UBC Theses and Dissertations

A comparative case study of two urban Aboriginal children's meaning making across home, school, and community contexts Streelasky, Jodi Lyn

Abstract

In the field of early childhood literacy, researchers have begun to investigate the ways contemporary childhoods are being shaped by a range of multimodal communicative practices (Kress, 2003; Lankshear & Knobel, 2003; Marsh, 2003b). The link between children’s use of these practices, many of which are linked to digital technologies and global discourses, and their identity construction, is also being examined in the new millennium. The changing communication systems of the twenty-first century are also influencing the ways urban Aboriginal children make meaning in their worlds, and are impacting Aboriginal children’s identities. Drawing on a sociocultural theory of learning, the purpose of this qualitative comparative case study is to investigate the complexity of the everyday communicative practices utilized by two, six-year-old urban Aboriginal children in and out-of-school, in an attempt to inform the future direction of literacy curricula for young Aboriginal children. Acquiring insight into Aboriginal children’s meaning making is also vital to challenging and replacing long-standing deficit notions held by society and mainstream schools about Aboriginal students’ inferiority and ineducability. This is particularly relevant as the urban Aboriginal student population rises in the province of Saskatchewan.
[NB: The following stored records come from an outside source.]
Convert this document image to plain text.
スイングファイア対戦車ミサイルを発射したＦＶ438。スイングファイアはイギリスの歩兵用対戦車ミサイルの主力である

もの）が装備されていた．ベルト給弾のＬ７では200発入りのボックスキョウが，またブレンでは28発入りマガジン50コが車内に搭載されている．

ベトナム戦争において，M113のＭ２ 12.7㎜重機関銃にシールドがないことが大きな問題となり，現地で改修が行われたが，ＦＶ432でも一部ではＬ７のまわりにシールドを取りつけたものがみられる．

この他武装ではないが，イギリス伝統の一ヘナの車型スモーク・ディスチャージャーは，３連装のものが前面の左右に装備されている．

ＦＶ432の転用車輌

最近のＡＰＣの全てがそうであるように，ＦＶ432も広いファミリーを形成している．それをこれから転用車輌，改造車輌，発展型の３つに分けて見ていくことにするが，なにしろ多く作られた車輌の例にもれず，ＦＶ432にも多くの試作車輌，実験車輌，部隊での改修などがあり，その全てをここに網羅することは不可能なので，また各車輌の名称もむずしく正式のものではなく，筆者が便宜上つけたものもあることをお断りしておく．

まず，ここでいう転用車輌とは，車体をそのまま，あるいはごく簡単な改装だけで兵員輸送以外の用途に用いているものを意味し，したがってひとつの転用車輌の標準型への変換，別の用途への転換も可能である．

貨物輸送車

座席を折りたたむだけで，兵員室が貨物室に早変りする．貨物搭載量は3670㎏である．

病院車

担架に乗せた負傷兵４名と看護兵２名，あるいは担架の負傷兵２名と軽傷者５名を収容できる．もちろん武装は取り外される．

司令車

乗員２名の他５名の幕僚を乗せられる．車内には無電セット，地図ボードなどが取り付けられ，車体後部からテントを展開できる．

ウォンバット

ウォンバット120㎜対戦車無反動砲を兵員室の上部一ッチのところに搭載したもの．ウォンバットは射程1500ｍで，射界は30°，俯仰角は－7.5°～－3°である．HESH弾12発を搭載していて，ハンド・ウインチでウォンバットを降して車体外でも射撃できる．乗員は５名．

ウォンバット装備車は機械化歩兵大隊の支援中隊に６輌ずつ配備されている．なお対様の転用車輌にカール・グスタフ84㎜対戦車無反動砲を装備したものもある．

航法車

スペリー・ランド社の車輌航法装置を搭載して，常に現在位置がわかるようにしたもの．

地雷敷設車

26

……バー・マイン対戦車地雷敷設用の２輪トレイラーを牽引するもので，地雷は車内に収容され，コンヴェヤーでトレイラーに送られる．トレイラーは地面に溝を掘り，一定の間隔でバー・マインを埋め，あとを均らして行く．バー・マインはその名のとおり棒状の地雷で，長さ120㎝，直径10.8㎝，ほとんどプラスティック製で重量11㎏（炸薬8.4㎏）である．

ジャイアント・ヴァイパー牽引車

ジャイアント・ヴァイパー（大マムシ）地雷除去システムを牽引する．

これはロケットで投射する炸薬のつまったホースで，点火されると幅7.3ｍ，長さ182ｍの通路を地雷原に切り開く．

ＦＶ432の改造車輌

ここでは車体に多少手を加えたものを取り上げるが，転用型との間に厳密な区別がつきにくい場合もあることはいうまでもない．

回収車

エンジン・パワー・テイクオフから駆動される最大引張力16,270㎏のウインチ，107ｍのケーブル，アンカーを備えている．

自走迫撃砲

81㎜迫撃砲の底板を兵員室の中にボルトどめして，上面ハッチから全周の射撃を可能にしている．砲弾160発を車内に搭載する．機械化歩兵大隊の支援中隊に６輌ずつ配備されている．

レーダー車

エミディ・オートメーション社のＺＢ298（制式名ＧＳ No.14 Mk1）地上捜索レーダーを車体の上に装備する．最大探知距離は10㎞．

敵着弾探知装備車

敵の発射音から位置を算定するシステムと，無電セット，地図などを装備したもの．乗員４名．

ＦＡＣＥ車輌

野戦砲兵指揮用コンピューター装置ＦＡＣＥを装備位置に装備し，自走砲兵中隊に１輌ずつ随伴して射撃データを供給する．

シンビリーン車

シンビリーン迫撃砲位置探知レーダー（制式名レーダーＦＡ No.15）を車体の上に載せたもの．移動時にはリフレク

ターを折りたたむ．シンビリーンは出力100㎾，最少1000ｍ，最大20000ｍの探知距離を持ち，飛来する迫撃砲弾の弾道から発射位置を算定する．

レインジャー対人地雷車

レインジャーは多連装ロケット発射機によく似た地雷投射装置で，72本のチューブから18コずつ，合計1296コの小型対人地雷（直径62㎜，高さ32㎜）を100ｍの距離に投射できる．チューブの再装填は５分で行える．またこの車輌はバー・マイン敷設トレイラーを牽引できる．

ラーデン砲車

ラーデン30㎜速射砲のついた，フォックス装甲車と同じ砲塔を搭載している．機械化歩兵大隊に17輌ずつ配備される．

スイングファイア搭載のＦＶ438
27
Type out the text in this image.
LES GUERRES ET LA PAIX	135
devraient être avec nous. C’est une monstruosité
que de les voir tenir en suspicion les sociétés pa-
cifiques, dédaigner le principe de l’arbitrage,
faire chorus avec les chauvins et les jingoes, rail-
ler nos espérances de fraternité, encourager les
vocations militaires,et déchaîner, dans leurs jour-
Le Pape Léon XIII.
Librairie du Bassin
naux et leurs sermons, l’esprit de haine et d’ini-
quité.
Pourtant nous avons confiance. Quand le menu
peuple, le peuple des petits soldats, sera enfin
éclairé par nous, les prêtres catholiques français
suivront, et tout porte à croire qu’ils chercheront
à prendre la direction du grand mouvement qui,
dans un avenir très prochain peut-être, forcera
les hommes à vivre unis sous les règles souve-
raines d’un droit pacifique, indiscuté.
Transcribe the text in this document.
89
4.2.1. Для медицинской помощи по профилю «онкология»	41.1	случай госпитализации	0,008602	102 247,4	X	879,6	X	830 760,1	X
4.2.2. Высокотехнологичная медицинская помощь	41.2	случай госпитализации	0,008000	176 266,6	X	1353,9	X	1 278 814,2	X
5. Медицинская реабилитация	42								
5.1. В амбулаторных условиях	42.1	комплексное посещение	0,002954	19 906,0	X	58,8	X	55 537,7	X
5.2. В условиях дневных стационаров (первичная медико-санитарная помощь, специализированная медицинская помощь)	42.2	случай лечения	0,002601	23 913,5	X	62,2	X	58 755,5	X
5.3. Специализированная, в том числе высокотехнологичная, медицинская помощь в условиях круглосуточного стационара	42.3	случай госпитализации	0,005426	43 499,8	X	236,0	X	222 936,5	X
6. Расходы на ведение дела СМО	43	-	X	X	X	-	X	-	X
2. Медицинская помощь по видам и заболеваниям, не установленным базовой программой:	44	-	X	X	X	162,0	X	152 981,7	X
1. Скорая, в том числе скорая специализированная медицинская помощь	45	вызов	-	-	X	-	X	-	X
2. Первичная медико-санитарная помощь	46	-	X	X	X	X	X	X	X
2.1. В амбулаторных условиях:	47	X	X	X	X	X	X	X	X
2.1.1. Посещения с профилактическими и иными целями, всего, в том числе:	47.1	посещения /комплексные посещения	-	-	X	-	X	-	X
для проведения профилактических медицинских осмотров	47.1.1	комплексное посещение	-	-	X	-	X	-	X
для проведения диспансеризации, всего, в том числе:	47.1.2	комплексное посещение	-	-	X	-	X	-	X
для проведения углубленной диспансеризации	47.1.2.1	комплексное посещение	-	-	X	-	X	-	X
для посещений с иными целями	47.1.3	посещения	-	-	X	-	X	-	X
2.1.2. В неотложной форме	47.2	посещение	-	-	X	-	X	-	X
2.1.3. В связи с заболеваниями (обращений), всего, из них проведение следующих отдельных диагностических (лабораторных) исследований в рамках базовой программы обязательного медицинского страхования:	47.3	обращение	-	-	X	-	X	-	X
The findings revealed the focal children’s homes to be vibrant, multimodal textual spaces in which the children were supported by their family members as they engaged in a range of communicative practices for multiple purposes. The findings also revealed the link between the dynamic and evolving nature of Indigenous knowledge and the families’ meaning making. Further, the findings showed how the practices valued and promoted in the focal children’s classroom generally reflected traditional and narrow modes of communication, specifically, print-based and teacher-directed practices, and also included superficial, rudimentary aspects of Aboriginal culture. This study offers new suggestions on the ways in which Aboriginal children’s out-of-school communicative practices, specifically those practices linked to digital technology, can be included in early childhood classrooms in culturally-relevant ways.